A common misconception is that Cinco de Mayo celebrates Mexican independence from Spain; it doesn’t. Independence from Spain is on the 16th of September, while Cinco de Mayo celebrates the victory of the battle of Pueblo.
Read about it here.
“The Battle of Puebla was not an isolated incident: there is a long and complicated history that led up to it. In 1857, the “Reform War” broke out in Mexico. It was a civil war and it pitted Liberals (who believed in separation of church and state and freedom of religion) against the Conservatives (who favored a tight bond between the Roman Catholic Church and the Mexican State.)”
Essentially, this reform war left Mexico bankrupt, and in debt to several countries; particularly France.
“This angered Great Britain, Spain and France, countries which were owed a great deal of money. The three nations agreed to work together to force Mexico to pay.”
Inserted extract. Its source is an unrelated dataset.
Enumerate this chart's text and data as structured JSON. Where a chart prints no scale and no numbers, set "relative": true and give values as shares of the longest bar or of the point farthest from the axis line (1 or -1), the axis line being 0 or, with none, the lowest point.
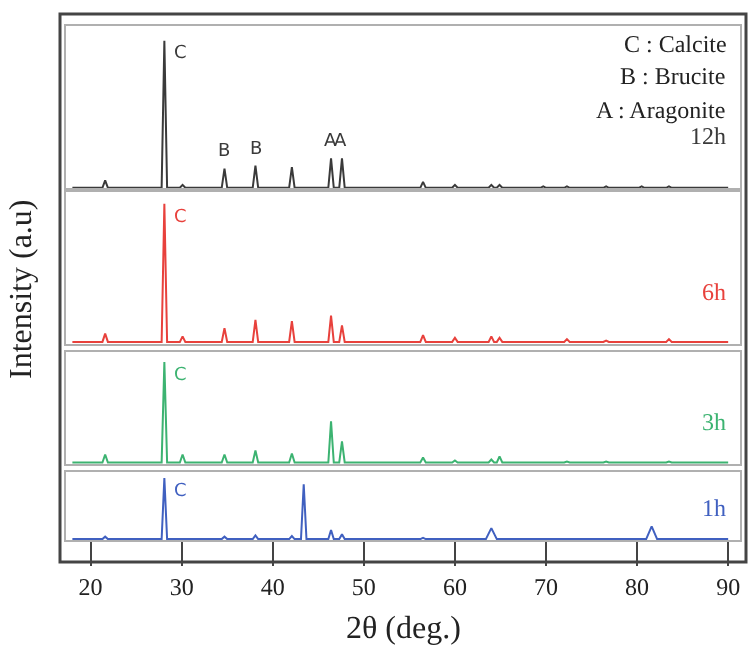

“In December 1861 armed forces of the three nations arrived off the coast of Veracruz and landed a month later, in January 1862. Desperate last-minute diplomatic efforts by the Juarez administration persuaded Britain and Spain that a war that would further devastate the Mexican economy was in no one’s interest, and Spanish and British forces left with promise of future payment. France, however, was unconvinced and French forces remained on Mexican soil.”
To make a long story short, the French campaign into Mexico was unsuccessful; which eventually led to the celebration of Cinco de Mayo (if you prefer a slightly longer version of the story, follow the link above.)